Rep: Afrizal Rosikhul Ilmi/ Red: Bayu Hermawan
Koordinator Sinergi Masyarakat untuk Demokrasi Indonesia (Sigma), Said Salahudin
Foto: bawaslu.go.id
Koordinator Sinergi Masyarakat untuk Demokrasi Indonesia (Sigma), Said Salahudin

REPUBLIKA.CO.ID, JAKARTA -- Direktur Sinergi Masyarakat untuk Demokrasi Indonesia (Sigma) Said Salahudin menilai, hasil survei syang memprediksi hanya lima parpol yang bisa lolos parlementary threshold Pemilu 2019, mengindikasikan ada yang salah dengan format kerja sama atau koalisi parpol.

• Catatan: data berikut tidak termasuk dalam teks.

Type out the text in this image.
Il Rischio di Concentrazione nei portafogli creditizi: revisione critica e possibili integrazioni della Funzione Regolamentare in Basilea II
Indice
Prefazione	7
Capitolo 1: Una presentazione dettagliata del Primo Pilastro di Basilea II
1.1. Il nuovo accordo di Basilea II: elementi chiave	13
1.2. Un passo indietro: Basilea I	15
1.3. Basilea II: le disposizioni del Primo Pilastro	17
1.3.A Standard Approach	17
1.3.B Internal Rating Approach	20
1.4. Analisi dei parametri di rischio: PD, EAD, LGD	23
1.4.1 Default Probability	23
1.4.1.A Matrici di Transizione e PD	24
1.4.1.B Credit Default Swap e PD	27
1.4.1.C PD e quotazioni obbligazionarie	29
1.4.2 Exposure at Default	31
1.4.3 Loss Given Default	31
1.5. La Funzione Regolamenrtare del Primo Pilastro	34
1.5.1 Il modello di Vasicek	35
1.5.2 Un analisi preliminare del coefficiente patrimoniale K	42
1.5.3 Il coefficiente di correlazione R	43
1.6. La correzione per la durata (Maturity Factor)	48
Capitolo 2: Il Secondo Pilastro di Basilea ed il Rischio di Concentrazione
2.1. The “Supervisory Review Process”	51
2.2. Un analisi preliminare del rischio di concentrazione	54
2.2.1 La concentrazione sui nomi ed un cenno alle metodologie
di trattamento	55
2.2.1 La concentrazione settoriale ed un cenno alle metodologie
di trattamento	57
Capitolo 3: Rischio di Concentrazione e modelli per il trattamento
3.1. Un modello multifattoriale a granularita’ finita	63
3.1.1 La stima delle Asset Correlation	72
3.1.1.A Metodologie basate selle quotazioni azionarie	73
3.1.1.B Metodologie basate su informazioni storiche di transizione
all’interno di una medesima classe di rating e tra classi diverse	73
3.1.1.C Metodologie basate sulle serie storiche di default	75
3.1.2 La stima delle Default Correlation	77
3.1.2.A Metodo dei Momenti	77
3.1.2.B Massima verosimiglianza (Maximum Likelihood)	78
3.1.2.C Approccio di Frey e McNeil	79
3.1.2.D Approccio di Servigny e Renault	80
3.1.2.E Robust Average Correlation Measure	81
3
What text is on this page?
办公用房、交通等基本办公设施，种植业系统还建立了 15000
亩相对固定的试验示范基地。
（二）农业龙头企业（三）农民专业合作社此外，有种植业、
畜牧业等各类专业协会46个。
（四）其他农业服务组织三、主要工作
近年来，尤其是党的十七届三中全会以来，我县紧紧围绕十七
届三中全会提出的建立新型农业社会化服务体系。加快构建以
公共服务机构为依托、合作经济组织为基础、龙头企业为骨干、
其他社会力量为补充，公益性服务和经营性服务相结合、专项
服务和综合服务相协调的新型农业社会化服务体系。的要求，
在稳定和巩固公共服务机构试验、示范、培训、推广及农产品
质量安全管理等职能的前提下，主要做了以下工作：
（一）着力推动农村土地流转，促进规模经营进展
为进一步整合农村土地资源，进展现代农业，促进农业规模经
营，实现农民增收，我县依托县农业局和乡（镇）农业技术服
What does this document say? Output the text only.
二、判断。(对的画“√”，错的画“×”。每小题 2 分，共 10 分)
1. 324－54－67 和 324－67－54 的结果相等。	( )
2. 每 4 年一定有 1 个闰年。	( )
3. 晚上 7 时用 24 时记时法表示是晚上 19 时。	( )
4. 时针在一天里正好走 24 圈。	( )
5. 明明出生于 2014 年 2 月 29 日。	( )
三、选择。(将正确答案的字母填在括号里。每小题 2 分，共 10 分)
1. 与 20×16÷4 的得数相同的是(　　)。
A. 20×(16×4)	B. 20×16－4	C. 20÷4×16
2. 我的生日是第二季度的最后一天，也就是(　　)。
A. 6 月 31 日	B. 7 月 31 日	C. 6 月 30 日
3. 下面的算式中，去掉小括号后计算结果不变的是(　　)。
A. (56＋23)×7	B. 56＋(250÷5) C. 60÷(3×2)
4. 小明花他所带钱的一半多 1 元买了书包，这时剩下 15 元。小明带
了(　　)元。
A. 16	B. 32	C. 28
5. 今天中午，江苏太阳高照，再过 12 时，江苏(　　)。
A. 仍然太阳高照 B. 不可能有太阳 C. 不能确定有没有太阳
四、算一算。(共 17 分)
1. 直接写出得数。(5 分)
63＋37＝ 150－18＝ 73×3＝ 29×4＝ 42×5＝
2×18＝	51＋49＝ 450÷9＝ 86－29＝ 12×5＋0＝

Menurutnya, koalisi parpol di pilpres seharusnya dilandasi asas saling menguntungkan.

"Ketika parpol bersedia memberikan tiket pencalonan kepada capres-cawapres, disitu semestinya ada kesepakatan timbal balik," katanya, Kamis (8/11).

Menurutnya, selain kompensasi berupa kursi kabinet, bentuk timbal balik penting lainnya bagi parpol adalah bagaimana capres-cawapres bisa ikut membantu dalam meningkatkan elektabilitas parpol pengusungnya agar bisa lolos parliamentary threshold (PT) sebesar 4 persen secara nasional.

"Dengan lolos PT, maka parpol dalam barisan koalisi kelak dapat melanjutkan kerjasama politiknya dengan capres-cawapres terpilih melalui parlemen guna mengamankan program-program pemerintahan baru yang dibentuk," katanya.

Said mengomentari surve sejumlah lembaga yang mengatakan, Meski pilpres dimenangkan oleh pasangan capres-cawapres nomor urut 1, maka hal itu tidak dibarengi dengan keberhasilan partai pengusung pada hasil survei Pileg seperti PPP, Partai Hanura dan Nasdem.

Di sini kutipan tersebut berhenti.